Six firefighters were trapped at the building on Jan. 23, 2005. Two of them, Lt. Curtis Meyran and firefighter John Bellew, died after jumping from a fourth-floor window. Two others who jumped survived.

After the verdicts were read, widow Eileen Bellew put her head in her hands and sobbed.

Jeanette Meyran, looking stoic and wearing her husband's firefighter jacket, said she didn't want to stay for the second jury because she anticipated another acquittal.

"It's unbelievable," she said. "You can't just do what you want because then you put people in harm's way. And for what? More money? There was no doubt that those walls led to his death."

The defendants and their families rushed out of the courtroom yelling in Spanish, "We are free!"

Both Coste and Castillo praised God outside court. Coste wept with joy after the verdict, and her attorney showed off thin ropes that he said would have saved the firefighters had they been distributed.

"I feel for them," she said of the firefighters' families.

"Because they were defending us. But we aren't to blame for a lack of water or freezing temperatures that made getting water impossible, or that they didn't have ropes."

Castillo said of the firefighters: "They are heroes. And I know what happened was a tragedy. But it was not our fault.
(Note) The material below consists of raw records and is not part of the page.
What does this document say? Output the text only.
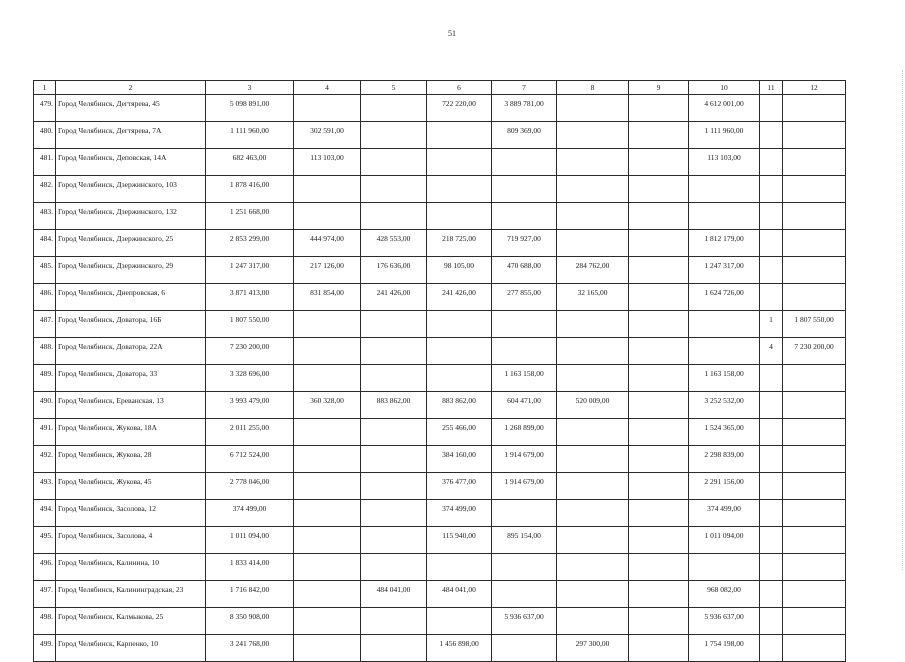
51
1	2	3	4	5	6	7	8	9	10	11	12
479.	Город Челябинск, Дегтярева, 45	5 098 891,00			722 220,00	3 889 781,00			4 612 001,00		
480.	Город Челябинск, Дегтярева, 7А	1 111 960,00	302 591,00			809 369,00			1 111 960,00		
481.	Город Челябинск, Деповская, 14А	682 463,00	113 103,00						113 103,00		
482.	Город Челябинск, Дзержинского, 103	1 878 416,00									
483.	Город Челябинск, Дзержинского, 132	1 251 668,00									
484.	Город Челябинск, Дзержинского, 25	2 853 299,00	444 974,00	428 553,00	218 725,00	719 927,00			1 812 179,00		
485.	Город Челябинск, Дзержинского, 29	1 247 317,00	217 126,00	176 636,00	98 105,00	470 688,00	284 762,00		1 247 317,00		
486.	Город Челябинск, Днепровская, 6	3 871 413,00	831 854,00	241 426,00	241 426,00	277 855,00	32 165,00		1 624 726,00		
487.	Город Челябинск, Доватора, 16Б	1 807 550,00								1	1 807 550,00
488.	Город Челябинск, Доватора, 22А	7 230 200,00								4	7 230 200,00
489.	Город Челябинск, Доватора, 33	3 328 696,00				1 163 158,00			1 163 158,00		
490.	Город Челябинск, Ереванская, 13	3 993 479,00	360 328,00	883 862,00	883 862,00	604 471,00	520 009,00		3 252 532,00		
491.	Город Челябинск, Жукова, 18А	2 011 255,00			255 466,00	1 268 899,00			1 524 365,00		
492.	Город Челябинск, Жукова, 28	6 712 524,00			384 160,00	1 914 679,00			2 298 839,00		
493.	Город Челябинск, Жукова, 45	2 778 046,00			376 477,00	1 914 679,00			2 291 156,00		
494.	Город Челябинск, Засолова, 12	374 499,00			374 499,00				374 499,00		
495.	Город Челябинск, Засолова, 4	1 011 094,00			115 940,00	895 154,00			1 011 094,00		
496.	Город Челябинск, Калинина, 10	1 833 414,00									
497.	Город Челябинск, Калининградская, 23	1 716 842,00		484 041,00	484 041,00				968 082,00		
498.	Город Челябинск, Калмыкова, 25	8 350 908,00				5 936 637,00			5 936 637,00		
499.	Город Челябинск, Карпенко, 10	3 241 768,00			1 456 898,00		297 300,00		1 754 198,00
It is a shame."

Coste and Castillo were accused of illegally subdividing their apartments to make bedrooms for renters. Firefighters testified during the trial that the shoddy construction made the building a deathtrap.

"Notwithstanding this verdict, the issue of illegally subdivided apartments or houses remains a grave threat to the public as well as to firefighters," Fire Commissioner Nicholas Scoppetta said in a statement.

With flames licking at their bodies and black smoke making it nearly impossible to see, four firefighters jumped from a fourth-floor window including Meyran, 46, and Bellew, 37.

The case highlighted the persistent fire hazard of using temporary walls for illegal apartment conversions - a common problem in a city where rents are high and space is always in demand.

Castillo had added two bedrooms to his family's three-bedroom, third-floor apartment and rented them out. The blaze, which started due to a faulty electrical cord, spread to Coste's fourth-floor apartment, where he had also built extra rooms.

Prosecutor Jeffrey Glucksman said during closing arguments that the tenants were motivated by greed.

But Castillo's defense attorney, Lisa Pelosi, told the jury that poor radio communication among firefighters, frozen hydrants and burst water hoses were responsible for the spread of the fire, not her client. Coste's attorney, Francisco Knipping, also blamed the city.

A Fire Department probe after the blaze found serious lapses in equipment and procedures, including communication breakdowns and a lack of safety rope, which were not provided to firefighters at the time but are now.

Firefighter Jeffrey Cool, one of the men who lived through the jump, testified he bought a safety rope at a trade show six months earlier that he used to get out alive.

Across the city, such makeshift warrens are often found in neighborhoods popular with college students, recent graduates on their first jobs and immigrants. A lock is often slapped on the extra rooms so they can be rented for extra money.